The Tembisa One Customer Care Centre (CCC) at Rabasotho hosted an open day exhibition on October 5 to make residents aware of the services the municipality provides.
Customer relations manager Tebogo Molefe said it was important the centre engaged with the community about services provided by the City of Ekurhuleni.
“Our aim is to promote interaction between the municipality and the residents,” said Molefe.
Molefe said the council continue to experience a high volume of illegal electricity connections, a practice that has already killed some residents.
“We have already lost a staff member who was electrocuted while working in the area,” added Molefe.
Molefe said residents should not resort to crime by damaging public properties, traffic lights, and roads when they take part in protest actions.
“We held this open day for our people to try to understand the challenges they are faced with. We want the community to communicate with us whenever they are not happy with our services,” said Molefe.
Molefe added that other challenges facing the centre included illegal dumping, protesters burning tyres on tarred roads and illegal electricity connections.
“All of these practices affect the municipality negatively because instead of moving forward to other projects, we have to use resources to fix what has been damaged by the protesters instead of providing excellent service to our people,” said Molefe.
Among the departments represented at the open day exhibition included finance, energy, waste, water and sanitation, parks, transport planning and provision, human settlement, home affairs, health and social development, South African Social Security Agency (SASSA), Ekurhuleni Metropolitan Police Department (EMPD), road and stormwater, Independent Electoral Commission (IEC) and Sports Recreation Arts and Culture (SRAC).
Residents were given a briefing on how to access services from all of the above departments.
Speaking on behalf of EMPD, Josias Masilela told the residents that the EMPD’s reason for existence is to protect the public and property in the event of public violence. He said its function is not to harass communities.
“We are encouraging members of the community to report any suspected criminal incidents in their areas.
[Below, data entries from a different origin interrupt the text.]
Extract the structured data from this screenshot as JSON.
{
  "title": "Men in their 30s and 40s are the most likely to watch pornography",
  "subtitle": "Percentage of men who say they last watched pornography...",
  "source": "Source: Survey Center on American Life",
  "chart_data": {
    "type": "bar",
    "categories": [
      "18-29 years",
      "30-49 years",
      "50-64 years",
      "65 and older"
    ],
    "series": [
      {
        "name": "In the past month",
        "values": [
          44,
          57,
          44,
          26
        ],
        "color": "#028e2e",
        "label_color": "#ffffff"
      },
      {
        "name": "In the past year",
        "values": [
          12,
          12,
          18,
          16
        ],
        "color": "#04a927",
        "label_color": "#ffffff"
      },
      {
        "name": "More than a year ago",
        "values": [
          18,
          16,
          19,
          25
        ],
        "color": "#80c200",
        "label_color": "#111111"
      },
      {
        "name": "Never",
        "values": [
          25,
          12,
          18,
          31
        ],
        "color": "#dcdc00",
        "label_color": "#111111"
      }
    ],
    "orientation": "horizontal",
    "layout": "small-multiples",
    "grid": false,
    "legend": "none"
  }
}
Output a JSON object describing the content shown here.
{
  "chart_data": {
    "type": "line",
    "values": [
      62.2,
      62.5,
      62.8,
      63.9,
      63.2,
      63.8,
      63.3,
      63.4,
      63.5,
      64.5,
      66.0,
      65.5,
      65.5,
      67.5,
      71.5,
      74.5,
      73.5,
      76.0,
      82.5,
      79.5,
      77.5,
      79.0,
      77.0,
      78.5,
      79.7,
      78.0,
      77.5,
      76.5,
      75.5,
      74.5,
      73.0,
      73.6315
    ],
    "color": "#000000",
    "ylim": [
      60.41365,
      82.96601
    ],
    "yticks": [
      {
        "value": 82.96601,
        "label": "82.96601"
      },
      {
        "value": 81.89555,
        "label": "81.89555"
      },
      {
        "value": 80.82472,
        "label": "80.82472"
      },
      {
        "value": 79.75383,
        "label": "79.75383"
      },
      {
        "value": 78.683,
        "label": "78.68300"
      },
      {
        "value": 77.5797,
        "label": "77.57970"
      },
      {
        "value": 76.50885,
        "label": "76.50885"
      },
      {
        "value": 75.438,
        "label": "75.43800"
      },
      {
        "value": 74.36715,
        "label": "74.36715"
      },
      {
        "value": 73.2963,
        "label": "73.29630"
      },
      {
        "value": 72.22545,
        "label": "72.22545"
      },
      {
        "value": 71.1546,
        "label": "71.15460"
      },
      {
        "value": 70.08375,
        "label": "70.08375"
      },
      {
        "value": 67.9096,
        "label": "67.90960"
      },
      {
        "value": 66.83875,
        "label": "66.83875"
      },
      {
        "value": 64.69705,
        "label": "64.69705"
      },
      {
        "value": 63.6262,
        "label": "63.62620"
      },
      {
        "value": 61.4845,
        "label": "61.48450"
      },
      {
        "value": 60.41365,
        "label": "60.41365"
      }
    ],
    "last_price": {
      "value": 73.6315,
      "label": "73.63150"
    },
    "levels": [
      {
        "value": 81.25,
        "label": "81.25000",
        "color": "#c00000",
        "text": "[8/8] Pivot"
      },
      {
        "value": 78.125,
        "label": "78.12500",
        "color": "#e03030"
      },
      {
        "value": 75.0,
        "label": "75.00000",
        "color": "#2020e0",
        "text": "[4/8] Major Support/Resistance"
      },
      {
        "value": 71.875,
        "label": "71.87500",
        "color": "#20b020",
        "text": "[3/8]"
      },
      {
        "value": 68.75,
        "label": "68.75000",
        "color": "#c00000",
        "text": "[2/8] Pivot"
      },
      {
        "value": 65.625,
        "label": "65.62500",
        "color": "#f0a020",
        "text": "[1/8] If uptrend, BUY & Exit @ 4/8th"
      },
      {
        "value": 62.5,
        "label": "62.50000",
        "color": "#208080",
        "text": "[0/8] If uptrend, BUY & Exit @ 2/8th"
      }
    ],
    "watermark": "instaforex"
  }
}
“Our people should not only regard us as police because we also render various community services related to by-laws, awareness campaigns, among others. We are working together with the South African Police Service (SAPS) to eradicate criminal behaviour in the communities,” said Masilela.
Masilela said residents should be well informed about illegal things that happen in communities such as illegal dumping, illegal connections and land invasion.
“All of these components could see you go to jail. It is imperative to know what to do and what not to do in your community, and not be misled by the others. If there is something that concerns your life, and you need a solution, approach relevant departments instead of seeking information from the wrong people,” said Masilela.
Brochures from various departments were distributed among those who were present.
A Vosloorus pantsula dance group, AmaGents, and the local Youth Channel entertained the residents.
Gifts were given to all the residents who took part in the open day.